OpenAI is also expanding the private beta of Aardvark, its security research agent, and partnering with open-source maintainers to provide free codebase scanning for widely used projects. OpenAI cited Next.js as an example where a security researcher used Codex to discover vulnerabilities disclosed last week.

A Public Rivalry and the Enterprise AI Market

The cybersecurity announcement has been somewhat overshadowed by the increasingly public nature of the OpenAI-Anthropic rivalry. The timing of Wednesday’s release is inextricably linked to Anthropic’s unveiling of Claude Opus 4.6, and the companies are also set to air competing Super Bowl advertisements on Sunday.

Anthropic unveiled Claude Opus 4.6, which it describes as its “smartest model” capable of more careful planning, sustained agentic tasks, reliable operation in large codebases, and self-correction.

Altman responded to Anthropic’s advertising campaign, calling it “funny” but “clearly dishonest” in an extensive post on X. He characterized Anthropic as an “authoritarian company” that “wants to control what people do with AI,” and asserted that OpenAI serves a broader user base.

The Financial Stakes of the AI Coding Race

The public sparring masks a serious business competition. Both companies are vying for position in a rapidly expanding enterprise AI market. According to survey data from Andreessen Horowitz released this week, enterprise spending on large language models has dramatically outpaced projections. Average enterprise LLM spending reached $7 million in 2025, 180% higher than 2024’s actual spending of $2.5 million – and 56% above projections from just a year prior.

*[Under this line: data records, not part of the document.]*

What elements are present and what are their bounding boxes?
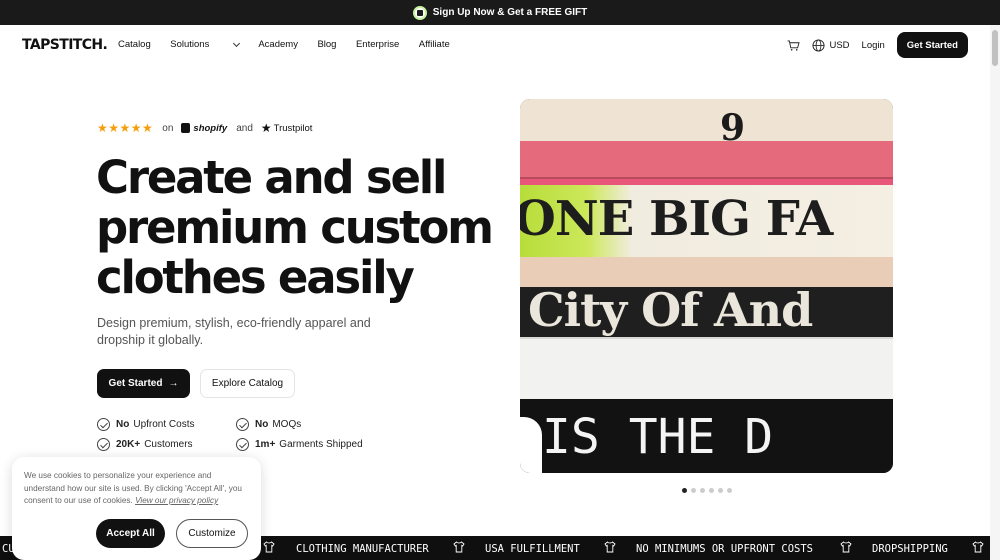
shirt-cream-top: 9 <box>520 99 893 141</box>
announcement-bar[interactable]: Sign Up Now & Get a FREE GIFT <box>0 0 1000 25</box>
feature-garments-shipped: 1m+ Garments Shipped <box>236 438 363 451</box>
feature-text: Garments Shipped <box>279 439 363 450</box>
shirt-peach <box>520 257 893 287</box>
cookie-banner: We use cookies to personalize your exper… <box>12 457 261 560</box>
carousel-dot[interactable] <box>700 488 705 493</box>
customize-button[interactable]: Customize <box>176 519 248 548</box>
tshirt-icon <box>263 541 275 553</box>
hero-title-line-2: premium custom <box>96 201 494 254</box>
marquee-item: NO MINIMUMS OR UPFRONT COSTS <box>636 543 814 555</box>
accept-all-button[interactable]: Accept All <box>96 519 165 548</box>
hero-title: Create and sell premium custom clothes e… <box>96 153 506 303</box>
globe-icon[interactable] <box>812 38 826 52</box>
nav-catalog[interactable]: Catalog <box>118 39 151 50</box>
explore-catalog-button[interactable]: Explore Catalog <box>200 369 295 398</box>
site-header: TAPSTITCH. Catalog Solutions Academy Blo… <box>0 25 990 65</box>
carousel-dot[interactable] <box>682 488 687 493</box>
feature-customers: 20K+ Customers <box>97 438 193 451</box>
feature-bold: No <box>255 419 269 430</box>
feature-bold: No <box>116 419 130 430</box>
hero-image-folded-shirts: 9 ONE BIG FA City Of And IS THE D <box>520 99 893 473</box>
marquee-item: DROPSHIPPING <box>872 543 948 555</box>
feature-bold: 20K+ <box>116 439 141 450</box>
feature-text: Customers <box>144 439 193 450</box>
check-circle-icon <box>236 438 249 451</box>
nav-affiliate[interactable]: Affiliate <box>419 39 450 50</box>
shirt-print-text: ONE BIG FA <box>520 191 833 247</box>
carousel-dot[interactable] <box>718 488 723 493</box>
check-circle-icon <box>97 418 110 431</box>
privacy-policy-link[interactable]: View our privacy policy <box>135 496 218 505</box>
check-circle-icon <box>236 418 249 431</box>
shirt-black-print: City Of And <box>520 287 893 337</box>
feature-moqs: No MOQs <box>236 418 301 431</box>
cart-icon[interactable] <box>787 39 801 51</box>
shirt-print-text: 9 <box>720 107 746 141</box>
trustpilot-logo: Trustpilot <box>273 122 313 134</box>
shirt-green-print: ONE BIG FA <box>520 185 893 257</box>
feature-text: MOQs <box>272 419 302 430</box>
shirt-pink <box>520 141 893 179</box>
nav-solutions-label: Solutions <box>170 39 210 50</box>
hero-get-started-button[interactable]: Get Started → <box>97 369 190 398</box>
trustpilot-star-icon: ★ <box>260 121 272 135</box>
shirt-black-bottom: IS THE D <box>520 399 893 473</box>
currency-selector[interactable]: USD <box>829 40 849 51</box>
shirt-white <box>520 337 893 399</box>
image-corner-cutout <box>520 417 542 473</box>
shopify-logo: shopify <box>193 122 228 134</box>
scrollbar-thumb[interactable] <box>992 30 998 66</box>
shirt-print-text: IS THE D <box>542 409 774 465</box>
login-link[interactable]: Login <box>862 40 885 51</box>
gift-icon <box>412 5 427 20</box>
tshirt-icon <box>453 541 465 553</box>
carousel-dot[interactable] <box>727 488 732 493</box>
header-get-started-button[interactable]: Get Started <box>896 32 968 58</box>
nav-enterprise[interactable]: Enterprise <box>356 39 399 50</box>
shopify-bag-icon <box>181 123 191 133</box>
feature-upfront-costs: No Upfront Costs <box>97 418 194 431</box>
tshirt-icon <box>972 541 984 553</box>
rating-stars: ★★★★★ <box>97 121 154 135</box>
marquee-item: USA FULFILLMENT <box>485 543 580 555</box>
hero-title-line-3: clothes easily <box>96 251 415 304</box>
carousel-dots <box>682 488 732 493</box>
rating-on-text: on <box>162 122 174 134</box>
scrollbar[interactable] <box>990 25 1000 560</box>
feature-bold: 1m+ <box>255 439 276 450</box>
header-actions: USD Login Get Started <box>787 32 990 58</box>
hero-subtitle: Design premium, stylish, eco-friendly ap… <box>97 316 371 347</box>
cookie-text: We use cookies to personalize your exper… <box>24 470 254 508</box>
announcement-text: Sign Up Now & Get a FREE GIFT <box>432 7 588 18</box>
arrow-right-icon: → <box>168 378 179 389</box>
nav-solutions[interactable]: Solutions <box>170 39 240 50</box>
hero-title-line-1: Create and sell <box>96 151 447 204</box>
marquee-item: CLOTHING MANUFACTURER <box>296 543 429 555</box>
main-nav: Catalog Solutions Academy Blog Enterpris… <box>118 39 469 50</box>
nav-blog[interactable]: Blog <box>317 39 336 50</box>
feature-text: Upfront Costs <box>133 419 195 430</box>
rating-row: ★★★★★ on shopify and ★ Trustpilot <box>97 121 312 135</box>
carousel-dot[interactable] <box>691 488 696 493</box>
rating-and-text: and <box>236 122 253 134</box>
hero-get-started-label: Get Started <box>108 378 163 389</box>
nav-academy[interactable]: Academy <box>258 39 298 50</box>
carousel-dot[interactable] <box>709 488 714 493</box>
shirt-print-text: City Of And <box>528 287 813 337</box>
check-circle-icon <box>97 438 110 451</box>
tshirt-icon <box>840 541 852 553</box>
logo[interactable]: TAPSTITCH. <box>22 37 108 53</box>
tshirt-icon <box>604 541 616 553</box>
chevron-down-icon <box>232 39 240 47</box>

Spending is projected to reach $11.6 million per enterprise in 2026.

OpenAI maintains the largest average share of enterprise AI wallet, but that share is shrinking – from 62% in 2024 to a projected 53% in 2026. Anthropic’s share, meanwhile, is growing from 14% to a projected 18% over the same period, with Google showing similar gains.

GPT-5.3-Codex is available immediately for paid ChatGPT users across all Codex surfaces: the desktop app, command-line interface, IDE extensions, and web interface. API access is expected to follow. OpenAI promises more capabilities in the coming weeks, with Altman declaring: “I believe Codex is going to win.”